Quem levou a Grécia à falência?
Enquanto os discursos dominantes atribuem a situação económica crítica da Grécia a uma má gestão camuflada por aldrabices das contas públicas, Karl Müller analisa-a como a consequência de políticas externas ao país. Classicamente, põe em causa o papel das agências de classificação para favorecer a especulação. Sobretudo, e isto é muito pouco conhecido, põe em causa a política económica agressiva de Berlim que enriqueceu a Alemanha em detrimento dos seus parceiros mais pequenos da zona euro.
Atenas, princípio de Fevereiro de 2010. Por toda a parte, nesta cidade de mais de 3 milhões de habitantes que explode literalmente, encontram-se pessoas amáveis, abertas, comunicativas e trabalhadoras. Serão elas responsáveis pelo facto de a União Europeia condenar o seu país ao pelourinho? E será culpa delas que desde há algumas semanas ou seu país seja manchete nos jornais de uma forma tão negativa?

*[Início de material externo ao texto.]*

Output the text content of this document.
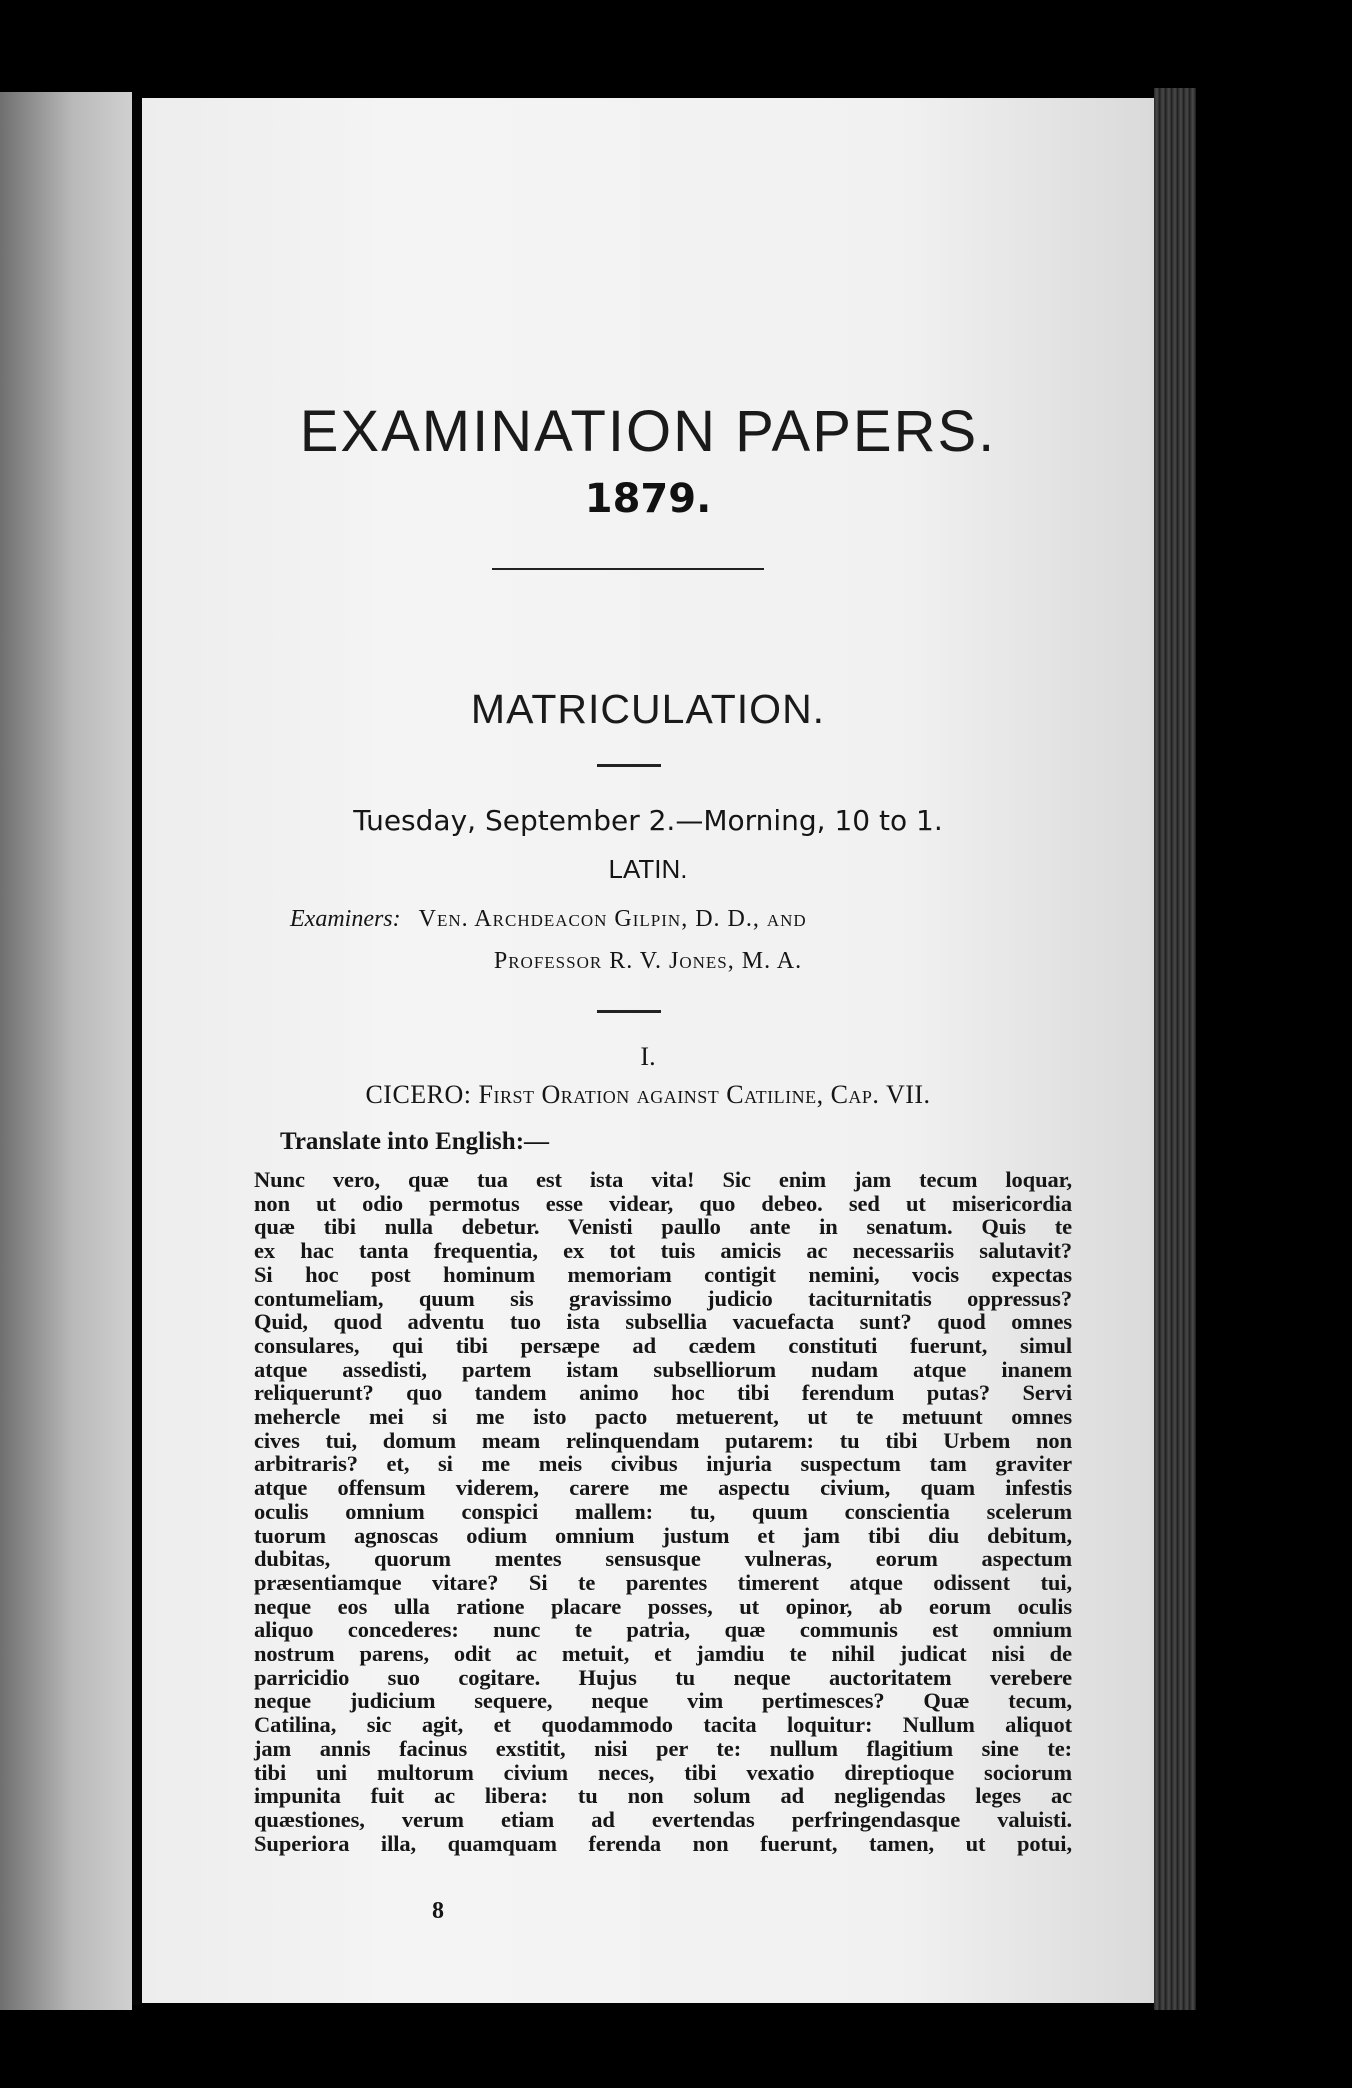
EXAMINATION PAPERS.
1879.
MATRICULATION.
Tuesday, September 2.—Morning, 10 to 1.
LATIN.
Examiners: Ven. Archdeacon Gilpin, D. D., and
Professor R. V. Jones, M. A.
I.
CICERO: First Oration against Catiline, Cap. VII.
Translate into English:—
Nunc vero, quæ tua est ista vita! Sic enim jam tecum loquar,
non ut odio permotus esse videar, quo debeo. sed ut misericordia
quæ tibi nulla debetur. Venisti paullo ante in senatum. Quis te
ex hac tanta frequentia, ex tot tuis amicis ac necessariis salutavit?
Si hoc post hominum memoriam contigit nemini, vocis expectas
contumeliam, quum sis gravissimo judicio taciturnitatis oppressus?
Quid, quod adventu tuo ista subsellia vacuefacta sunt? quod omnes
consulares, qui tibi persæpe ad cædem constituti fuerunt, simul
atque assedisti, partem istam subselliorum nudam atque inanem
reliquerunt? quo tandem animo hoc tibi ferendum putas? Servi
mehercle mei si me isto pacto metuerent, ut te metuunt omnes
cives tui, domum meam relinquendam putarem: tu tibi Urbem non
arbitraris? et, si me meis civibus injuria suspectum tam graviter
atque offensum viderem, carere me aspectu civium, quam infestis
oculis omnium conspici mallem: tu, quum conscientia scelerum
tuorum agnoscas odium omnium justum et jam tibi diu debitum,
dubitas, quorum mentes sensusque vulneras, eorum aspectum
præsentiamque vitare? Si te parentes timerent atque odissent tui,
neque eos ulla ratione placare posses, ut opinor, ab eorum oculis
aliquo concederes: nunc te patria, quæ communis est omnium
nostrum parens, odit ac metuit, et jamdiu te nihil judicat nisi de
parricidio suo cogitare. Hujus tu neque auctoritatem verebere
neque judicium sequere, neque vim pertimesces? Quæ tecum,
Catilina, sic agit, et quodammodo tacita loquitur: Nullum aliquot
jam annis facinus exstitit, nisi per te: nullum flagitium sine te:
tibi uni multorum civium neces, tibi vexatio direptioque sociorum
impunita fuit ac libera: tu non solum ad negligendas leges ac
quæstiones, verum etiam ad evertendas perfringendasque valuisti.
Superiora illa, quamquam ferenda non fuerunt, tamen, ut potui,
8
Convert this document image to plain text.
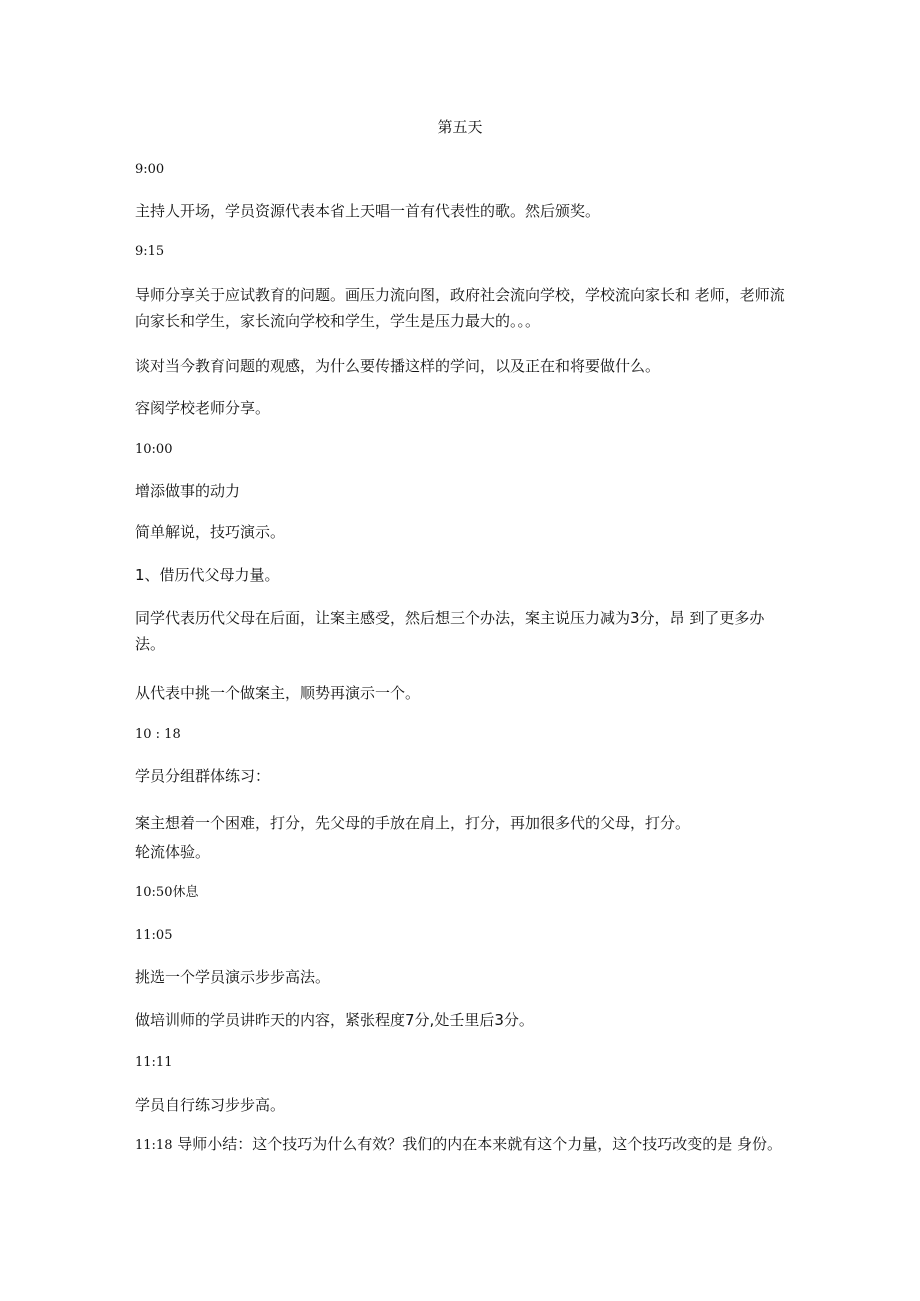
第五天
9:00
主持人开场，学员资源代表本省上天唱一首有代表性的歌。然后颁奖。
9:15
导师分享关于应试教育的问题。画压力流向图，政府社会流向学校，学校流向家长和 老师，老师流向家长和学生，家长流向学校和学生，学生是压力最大的。。。
谈对当今教育问题的观感，为什么要传播这样的学问，以及正在和将要做什么。
容阂学校老师分享。
10:00
增添做事的动力
简单解说，技巧演示。
1、借历代父母力量。
同学代表历代父母在后面，让案主感受，然后想三个办法，案主说压力减为3分，昂 到了更多办法。
从代表中挑一个做案主，顺势再演示一个。
10 : 18
学员分组群体练习：
案主想着一个困难，打分，先父母的手放在肩上，打分，再加很多代的父母，打分。
轮流体验。
10:50休息
11:05
挑选一个学员演示步步高法。
做培训师的学员讲昨天的内容，紧张程度7分,处壬里后3分。
11:11
学员自行练习步步高。
11:18 导师小结：这个技巧为什么有效？我们的内在本来就有这个力量，这个技巧改变的是 身份。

Ou será que os verdadeiros responsáveis encontram-se alhures?
Quem são estas famosas “agências de classificação”?
Dia 11 de Fevereiro, o presidente do grupo socialista do Parlamento Europeu, Martin Schulz, no decorrer de uma entrevista à Deutsch-landfun declarou: “Mencionaram as agências de classificação que, parece, baixaram a classificação de solvabilidade da Grécia. Gostaria de falar esta manhã com os chefes de Estado e de governo [eles estavam reunidos a 11 de Fevereiro para falar da crise financeira da Grécia] a fim de saber quem são estas agências de classificação e que interesse têm elas em declarar que as medidas são ineficazes, que é preciso aumentar taxas de juro dos empréstimos que serão concedidos a qualquer momento quer por países quer por bancos privados. Alguém vai receber estes juros, mas quem? Quem tem interesse em que se aumentem as taxas? As agências de classificação. Mas quem são elas? Esta é uma das pequenas questões que apresento de passagem pois nunca são debatidas”.
A culpa cabe aos especuladores monetários?
Rudolf Hickel, especialista de esquerda em questões financeiras, exprimiu os seus temores ao declarar em 11 de Fevereiro ao Spiegel Online: “Uma falência da Grécia poderia causar a ruína de todo o sistema do euro”. Segundo os media alemães, toda a agitação a propósito da Grécia foi provocada voluntariamente por aqueles que especulam com as moedas, “pois os beneficiários de uma eventual falência do Estado são sobretudo aqueles que especulam em Bolsa com as moedas”. Segundo Hickel, “quanto mais pequeno for o país, mais ele é entregue brutalmente aos especuladores. […] Após a Grécia, a Espanha e a Itália estarão na linha de alvo dos especuladores”.
O capital financeiro age ao seu bel-prazer
Para o chefe dos socialistas europeus, trata-se de um dilema: por um lado eles aferram-se com todas as suas forças à UE e ao euro para os seus projectos de governo mundial. Por outro lado, o capital financeiro — os responsáveis socialistas estão sempre ao seu serviço — age ao seu bel-prazer e nunca se sabe com certeza a favor de quem ou contra quem ele se decide neste ou naquele caso. Actualmente, não apenas para com o euro, mas sobretudo em relação ao dólar?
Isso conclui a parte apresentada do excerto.